A Bill setting out new powers for Scotland would be ready by Burns Night if the Scottish people vote to stay in the UK, former Prime Minister Gordon Brown has revealed.
In apparent response to polls handing the Yes campaign its first lead, Mr Brown last night began to set out how the Westminster Government would devolve further powers to Scotland in the event of a No vote.
Mr Brown said a No vote would be the “starting gun” for further powers for Holyrood, with a new Scotland Act drawn up to give the country greater control over finance, welfare and taxation, possibly including Income Tax controls.
The pro-union Better Together campaign has denied that it is being forced into panic measures to shore up support and has dismissed claims that a promise to outline the handover of more powers is little more than a “bribe” with just 10 days to go to the crucial vote.
Mr Brown, who set out his plans in a speech at the Loanhead Miners’ Welfare and Social Club in Midlothian, said work would begin on the new legislation on September 19, the day after the vote.
He envisages a “command paper” to be published by the present UK Government setting out all the proposals for change no later than the end of October.

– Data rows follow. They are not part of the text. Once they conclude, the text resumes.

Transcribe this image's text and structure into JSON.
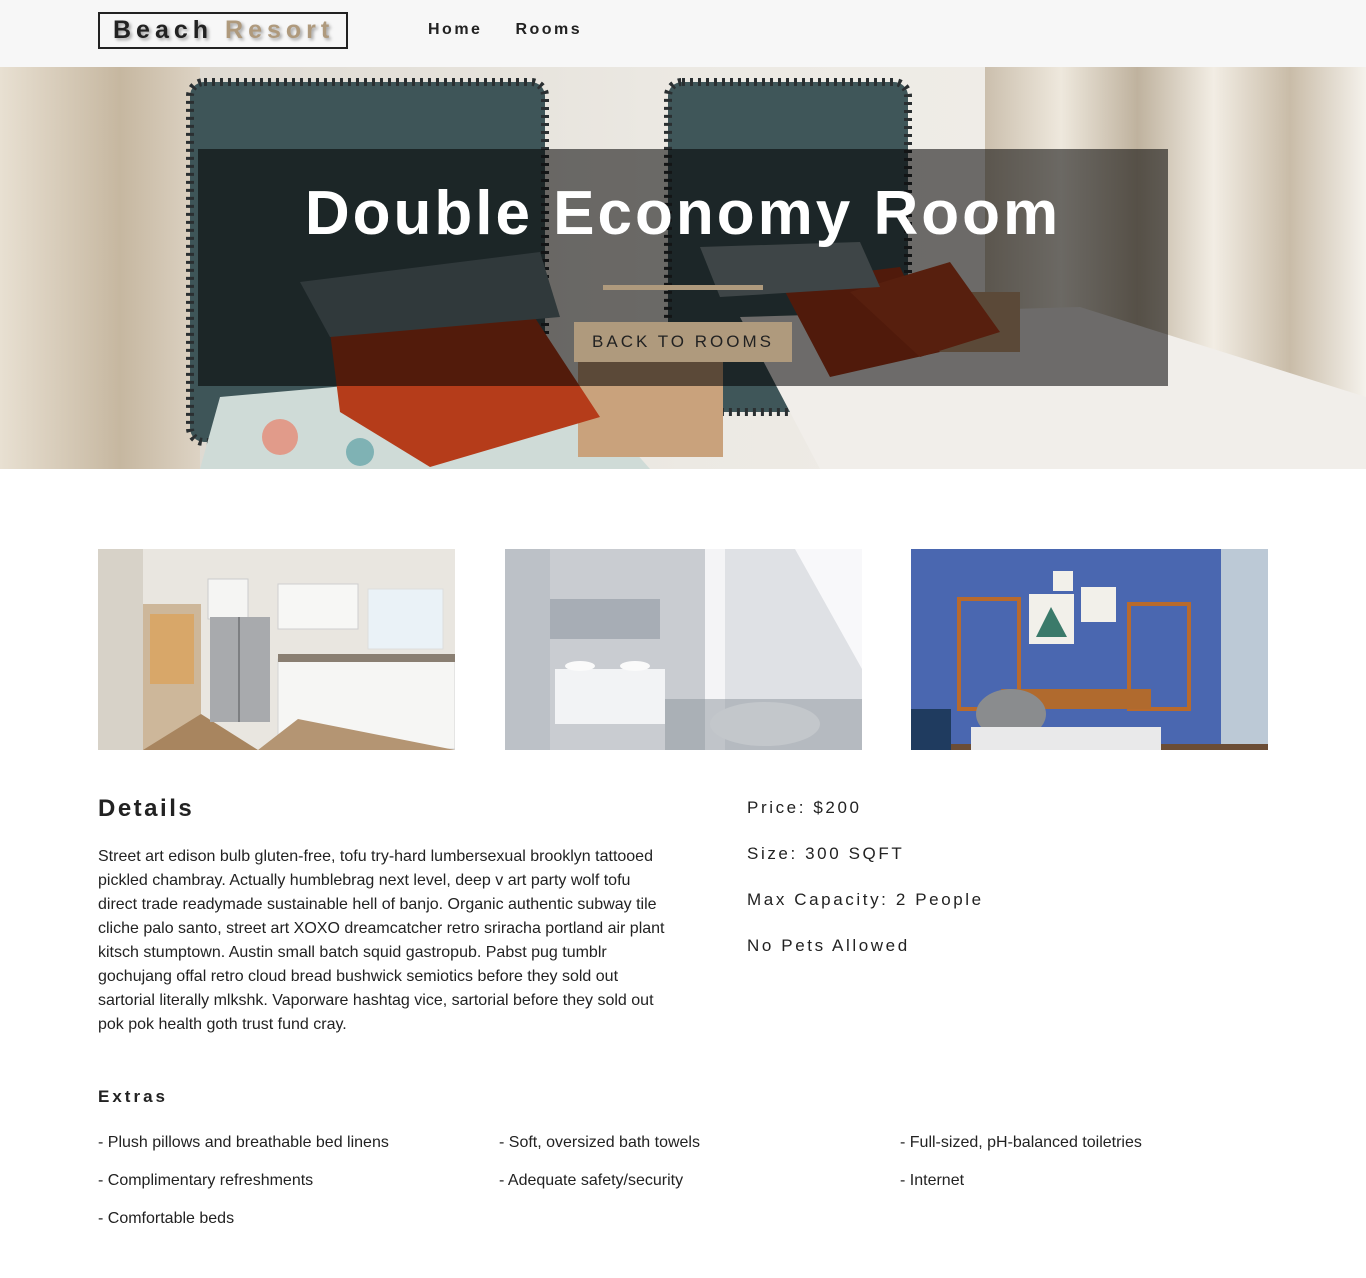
{
  "navbar": {
    "logo_word1": "Beach",
    "logo_word2": "Resort",
    "links": [
      "Home",
      "Rooms"
    ]
  },
  "hero": {
    "title": "Double Economy Room",
    "button": "BACK TO ROOMS"
  },
  "colors": {
    "accent": "#af9a7d",
    "text": "#222222",
    "navbar_bg": "#f7f7f7"
  },
  "gallery": [
    "kitchen",
    "bathroom",
    "study room"
  ],
  "details": {
    "title": "Details",
    "description": "Street art edison bulb gluten-free, tofu try-hard lumbersexual brooklyn tattooed pickled chambray. Actually humblebrag next level, deep v art party wolf tofu direct trade readymade sustainable hell of banjo. Organic authentic subway tile cliche palo santo, street art XOXO dreamcatcher retro sriracha portland air plant kitsch stumptown. Austin small batch squid gastropub. Pabst pug tumblr gochujang offal retro cloud bread bushwick semiotics before they sold out sartorial literally mlkshk. Vaporware hashtag vice, sartorial before they sold out pok pok health goth trust fund cray."
  },
  "info": {
    "price": "Price: $200",
    "size": "Size: 300 SQFT",
    "capacity": "Max Capacity: 2 People",
    "pets": "No Pets Allowed"
  },
  "extras": {
    "title": "Extras",
    "items": [
      "- Plush pillows and breathable bed linens",
      "- Soft, oversized bath towels",
      "- Full-sized, pH-balanced toiletries",
      "- Complimentary refreshments",
      "- Adequate safety/security",
      "- Internet",
      "- Comfortable beds"
    ]
  }
}
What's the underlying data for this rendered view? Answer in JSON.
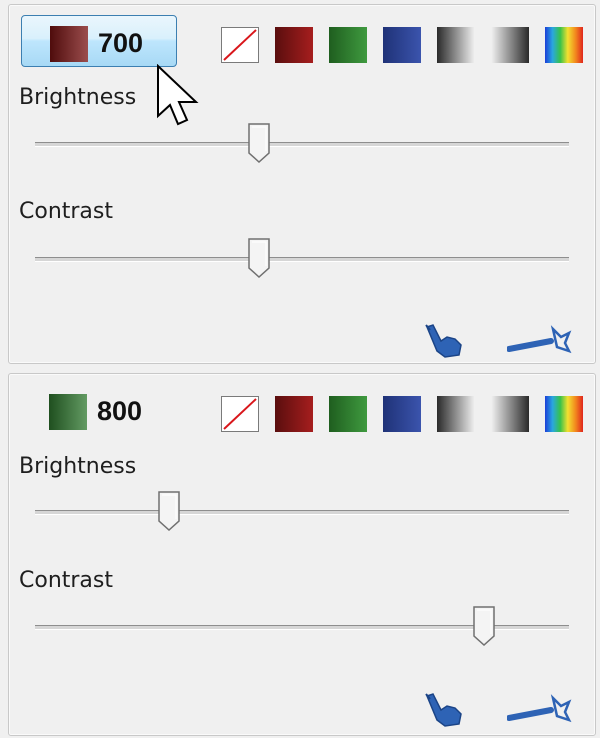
{
  "panels": [
    {
      "channel_value": "700",
      "channel_color": "#7a1212",
      "selected": true,
      "brightness_label": "Brightness",
      "brightness_level_percent": 42,
      "contrast_label": "Contrast",
      "contrast_level_percent": 42
    },
    {
      "channel_value": "800",
      "channel_color": "#2f7a2f",
      "selected": false,
      "brightness_label": "Brightness",
      "brightness_level_percent": 25,
      "contrast_label": "Contrast",
      "contrast_level_percent": 84
    }
  ],
  "colormaps": [
    {
      "name": "none",
      "icon": "no-color-icon"
    },
    {
      "name": "red",
      "colors": [
        "#5a0e0e",
        "#a61e1e"
      ]
    },
    {
      "name": "green",
      "colors": [
        "#1f5e1f",
        "#3f9a3f"
      ]
    },
    {
      "name": "blue",
      "colors": [
        "#1f3277",
        "#3b54ad"
      ]
    },
    {
      "name": "gray",
      "colors": [
        "#2a2a2a",
        "#f2f2f2"
      ]
    },
    {
      "name": "gray-reverse",
      "colors": [
        "#f2f2f2",
        "#2a2a2a"
      ]
    },
    {
      "name": "spectrum",
      "colors": [
        "#1b3fd8",
        "#2aa7e0",
        "#37c24a",
        "#f2e030",
        "#f28a1e",
        "#e0261d"
      ]
    }
  ],
  "icons": {
    "pointer_tool": "pointer-hand-icon",
    "line_tool": "line-arrow-icon"
  }
}
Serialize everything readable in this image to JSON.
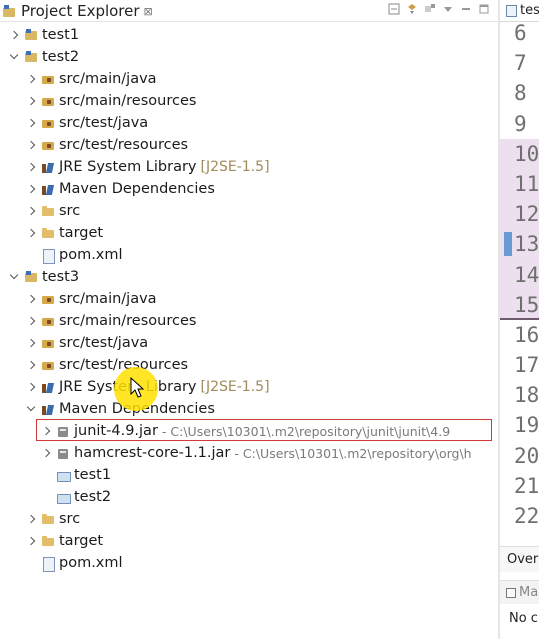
{
  "explorer": {
    "title": "Project Explorer",
    "close_glyph": "⊠",
    "toolbar_icons": [
      "collapse-all-icon",
      "link-editor-icon",
      "focus-icon",
      "view-menu-icon",
      "minimize-icon",
      "maximize-icon"
    ]
  },
  "tree": [
    {
      "level": 0,
      "expand": "right",
      "icon": "project",
      "label": "test1"
    },
    {
      "level": 0,
      "expand": "down",
      "icon": "project",
      "label": "test2"
    },
    {
      "level": 1,
      "expand": "right",
      "icon": "srcfolder",
      "label": "src/main/java"
    },
    {
      "level": 1,
      "expand": "right",
      "icon": "srcfolder",
      "label": "src/main/resources"
    },
    {
      "level": 1,
      "expand": "right",
      "icon": "srcfolder",
      "label": "src/test/java"
    },
    {
      "level": 1,
      "expand": "right",
      "icon": "srcfolder",
      "label": "src/test/resources"
    },
    {
      "level": 1,
      "expand": "right",
      "icon": "library",
      "label": "JRE System Library",
      "deco": "[J2SE-1.5]"
    },
    {
      "level": 1,
      "expand": "right",
      "icon": "library",
      "label": "Maven Dependencies"
    },
    {
      "level": 1,
      "expand": "right",
      "icon": "folder",
      "label": "src"
    },
    {
      "level": 1,
      "expand": "right",
      "icon": "folder",
      "label": "target"
    },
    {
      "level": 1,
      "expand": "none",
      "icon": "xml",
      "label": "pom.xml"
    },
    {
      "level": 0,
      "expand": "down",
      "icon": "project",
      "label": "test3"
    },
    {
      "level": 1,
      "expand": "right",
      "icon": "srcfolder",
      "label": "src/main/java"
    },
    {
      "level": 1,
      "expand": "right",
      "icon": "srcfolder",
      "label": "src/main/resources"
    },
    {
      "level": 1,
      "expand": "right",
      "icon": "srcfolder",
      "label": "src/test/java"
    },
    {
      "level": 1,
      "expand": "right",
      "icon": "srcfolder",
      "label": "src/test/resources"
    },
    {
      "level": 1,
      "expand": "right",
      "icon": "library",
      "label": "JRE System Library",
      "deco": "[J2SE-1.5]"
    },
    {
      "level": 1,
      "expand": "down",
      "icon": "library",
      "label": "Maven Dependencies"
    },
    {
      "level": 2,
      "expand": "right",
      "icon": "jar",
      "label": "junit-4.9.jar",
      "path": "- C:\\Users\\10301\\.m2\\repository\\junit\\junit\\4.9",
      "selected": true
    },
    {
      "level": 2,
      "expand": "right",
      "icon": "jar",
      "label": "hamcrest-core-1.1.jar",
      "path": "- C:\\Users\\10301\\.m2\\repository\\org\\h"
    },
    {
      "level": 2,
      "expand": "none",
      "icon": "folder-blue",
      "label": "test1"
    },
    {
      "level": 2,
      "expand": "none",
      "icon": "folder-blue",
      "label": "test2"
    },
    {
      "level": 1,
      "expand": "right",
      "icon": "folder",
      "label": "src"
    },
    {
      "level": 1,
      "expand": "right",
      "icon": "folder",
      "label": "target"
    },
    {
      "level": 1,
      "expand": "none",
      "icon": "xml",
      "label": "pom.xml"
    }
  ],
  "editor": {
    "tab_label": "tes",
    "line_numbers": [
      "6",
      "7",
      "8",
      "9",
      "10",
      "11",
      "12",
      "13",
      "14",
      "15",
      "16",
      "17",
      "18",
      "19",
      "20",
      "21",
      "22"
    ],
    "highlighted_lines": [
      "10",
      "11",
      "12",
      "13",
      "14",
      "15"
    ],
    "marker_line": "13",
    "overview_label": "Over",
    "bottom_tab_label": "Ma",
    "bottom_text": "No c"
  },
  "colors": {
    "selection_border": "#d03a3a",
    "highlight_bg": "#ece0ee",
    "cursor_highlight": "#ffe000",
    "decoration_text": "#a08b5a"
  }
}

A White Paper would be drawn up in November after a period of consultation, with draft clauses for legislation expected in January.
Mr Brown said: “The alternative to an irreversible separation is a more powerful Scottish Parliament with a timetable for its delivery.
“Quite simply, Scottish voters deserve to know to the fullest extent possible about how new powers as ambitious as possible will be delivered as soon as possible within the UK.
“So, we are demanding a tight timetable with tough deadlines and streamlined procedures.
“A No vote on September 18 will not be an end point but the starting gun for action on September 19, when straight away we will kick off a plan to deliver the enhanced devolution that we want.”
Mr Brown said there would a modern form of Scottish home rule within the United Kingdom, published by St Andrew’s Day on November 30, with the draft laws around January 25.
David Cameron’s official spokesman declined to say whether the Prime Minister was told in advance about Mr Brown’s proposals. Asked repeatedly at a regular Westminster media briefing whether Mr Cameron had spoken to Mr Brown, the spokesman said only: “He speaks to a range of senior figures.”